The layout suits Anglo’s quiet, almost aloof business approach. It also avoids clutter. Clutter is a big mistake because when a business card tries to say too many things, by having too many logos on it, for instance, it ends up looking untidy and definitely un- corporate, like a Diagonal Street shopwindow.
A card for an Amalgamated Banks of SA spokesman suffers from having to accommodate each brand Absa owns, which somehow symbolises the plight of the superbank in having no overarching corporate identity.
Black on white seems to be a favourite colour scheme for business cards in South Africa, along with blue on white, and black and blue on white. They reflect a sober, business spirit, somewhat like IBM’s famous uniform of dark blue suits, white shirts and sober ties.
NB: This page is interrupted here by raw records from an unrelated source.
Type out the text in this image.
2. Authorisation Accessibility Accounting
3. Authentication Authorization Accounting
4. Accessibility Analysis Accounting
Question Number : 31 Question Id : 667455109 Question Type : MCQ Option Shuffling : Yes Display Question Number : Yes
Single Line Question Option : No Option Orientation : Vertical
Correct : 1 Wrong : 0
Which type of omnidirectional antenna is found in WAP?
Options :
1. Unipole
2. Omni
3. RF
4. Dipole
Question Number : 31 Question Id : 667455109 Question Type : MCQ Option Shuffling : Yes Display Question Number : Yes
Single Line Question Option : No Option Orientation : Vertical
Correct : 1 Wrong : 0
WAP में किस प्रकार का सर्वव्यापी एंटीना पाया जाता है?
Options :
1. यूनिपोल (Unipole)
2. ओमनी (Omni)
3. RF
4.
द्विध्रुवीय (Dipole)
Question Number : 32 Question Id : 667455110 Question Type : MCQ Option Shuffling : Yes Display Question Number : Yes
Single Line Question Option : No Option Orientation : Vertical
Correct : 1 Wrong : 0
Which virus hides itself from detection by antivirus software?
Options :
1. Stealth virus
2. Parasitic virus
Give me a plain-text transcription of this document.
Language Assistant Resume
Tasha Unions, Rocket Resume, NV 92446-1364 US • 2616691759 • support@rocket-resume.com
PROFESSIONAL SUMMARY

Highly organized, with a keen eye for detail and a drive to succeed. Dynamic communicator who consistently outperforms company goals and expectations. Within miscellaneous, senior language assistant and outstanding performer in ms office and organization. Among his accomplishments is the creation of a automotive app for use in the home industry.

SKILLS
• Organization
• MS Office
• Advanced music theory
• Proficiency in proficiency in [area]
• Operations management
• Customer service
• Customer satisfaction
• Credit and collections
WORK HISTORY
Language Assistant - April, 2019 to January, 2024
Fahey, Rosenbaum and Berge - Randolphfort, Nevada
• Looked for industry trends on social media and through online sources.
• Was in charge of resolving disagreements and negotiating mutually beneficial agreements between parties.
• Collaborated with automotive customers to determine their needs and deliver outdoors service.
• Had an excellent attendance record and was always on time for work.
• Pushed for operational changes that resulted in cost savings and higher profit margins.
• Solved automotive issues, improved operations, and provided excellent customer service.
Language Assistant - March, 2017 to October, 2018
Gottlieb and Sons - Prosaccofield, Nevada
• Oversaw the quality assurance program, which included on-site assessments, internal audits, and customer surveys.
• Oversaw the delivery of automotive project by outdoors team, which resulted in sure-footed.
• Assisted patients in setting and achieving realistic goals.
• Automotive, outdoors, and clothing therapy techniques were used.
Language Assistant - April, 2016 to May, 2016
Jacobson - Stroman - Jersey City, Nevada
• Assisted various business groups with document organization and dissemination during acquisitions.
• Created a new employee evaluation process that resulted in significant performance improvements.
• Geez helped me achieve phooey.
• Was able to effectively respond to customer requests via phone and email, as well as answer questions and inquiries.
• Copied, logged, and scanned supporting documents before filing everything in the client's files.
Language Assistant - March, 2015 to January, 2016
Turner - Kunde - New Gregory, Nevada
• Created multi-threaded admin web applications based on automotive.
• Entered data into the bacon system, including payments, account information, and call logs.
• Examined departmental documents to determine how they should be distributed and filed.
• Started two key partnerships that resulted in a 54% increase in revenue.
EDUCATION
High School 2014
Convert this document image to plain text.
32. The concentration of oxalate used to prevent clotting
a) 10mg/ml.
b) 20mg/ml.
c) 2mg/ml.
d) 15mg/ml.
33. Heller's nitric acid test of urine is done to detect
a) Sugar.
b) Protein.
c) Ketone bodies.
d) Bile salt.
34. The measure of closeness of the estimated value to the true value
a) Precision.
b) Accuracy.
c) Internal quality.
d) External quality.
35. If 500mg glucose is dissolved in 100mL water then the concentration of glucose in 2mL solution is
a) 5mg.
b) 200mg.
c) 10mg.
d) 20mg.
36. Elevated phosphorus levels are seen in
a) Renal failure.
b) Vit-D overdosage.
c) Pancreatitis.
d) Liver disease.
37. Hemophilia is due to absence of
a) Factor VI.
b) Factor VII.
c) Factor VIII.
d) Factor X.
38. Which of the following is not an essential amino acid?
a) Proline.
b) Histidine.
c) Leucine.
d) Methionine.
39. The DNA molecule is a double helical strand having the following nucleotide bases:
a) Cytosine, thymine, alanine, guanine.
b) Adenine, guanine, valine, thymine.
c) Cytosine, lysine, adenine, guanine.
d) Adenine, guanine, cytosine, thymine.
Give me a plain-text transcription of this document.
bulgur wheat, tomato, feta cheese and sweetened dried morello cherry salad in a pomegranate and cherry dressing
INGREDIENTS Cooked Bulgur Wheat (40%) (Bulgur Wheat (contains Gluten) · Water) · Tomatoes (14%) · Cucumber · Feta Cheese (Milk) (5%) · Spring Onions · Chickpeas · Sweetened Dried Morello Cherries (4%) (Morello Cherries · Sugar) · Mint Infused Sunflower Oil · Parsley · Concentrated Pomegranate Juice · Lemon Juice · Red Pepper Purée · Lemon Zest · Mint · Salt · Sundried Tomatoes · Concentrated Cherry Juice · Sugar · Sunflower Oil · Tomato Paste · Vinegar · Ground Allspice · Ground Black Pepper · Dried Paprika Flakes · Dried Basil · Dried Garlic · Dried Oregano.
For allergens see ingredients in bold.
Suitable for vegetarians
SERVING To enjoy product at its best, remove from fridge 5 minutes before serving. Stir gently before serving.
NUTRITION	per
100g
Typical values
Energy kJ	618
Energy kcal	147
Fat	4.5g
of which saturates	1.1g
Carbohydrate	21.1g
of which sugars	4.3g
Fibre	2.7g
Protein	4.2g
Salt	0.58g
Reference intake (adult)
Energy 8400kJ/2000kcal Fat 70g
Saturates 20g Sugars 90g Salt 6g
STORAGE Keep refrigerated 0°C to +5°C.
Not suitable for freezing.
A business person steps out of this framework with caution. Public relations companies and ad agencies might be expected to carry through their creativity to their corporate communications, but flashy colours are not fitting for a banker or other denizen of the financial jungle, though a brightly coloured graphic logo is increasingly acceptable in some situations.
Southern Life’s Futuregrowth division business cards feature one such logo, as does the Gencor Development Trust.
In corporations the layout and logos of business cards should bear the same consistent branding message that all the company’s stationery is expected to foster.
M-Net, for instance, emphasises its entertainment focus even in its business cards, which are shaped like a movie ticket.
And perhaps it’s a blessing employees of big corporations do not often have a choice of their business cards.
Business cards can send exactly the wrong message. For instance, most of the cards in my possession printed on glossy paper, silver or gold in colour, belong to hairdressers. And for hairdressing salons such cards are fine. But one or two I have come across printed on such glossy paper don’t give me much confidence in the concerns which they are, in effect, advertising, such as financial services.
Silver or gold printing on a solid-colour background like red or blue is eye-catching, and let’s face it, this may be all one needs in a small business.
Few business cards, in South Africa at least, show any flair at all. Those ad agency execs might have the corporate logo printed on their cards in three colours, but it’s the equivalent of wearing a bow-tie with a blue suit – a touch of eccentricity.
True inspiration in designing a business card which will make people sit up and notice, in the right way, is in general sadly lacking.
Some ingenuity is shown by South African restaurateurs. A card I keep for nostalgia of the now defunct Frog restaurant of eclectic chef Susan Edelstein is shaped like the old tin-roofed house in Craighall in which the restaurant was situated.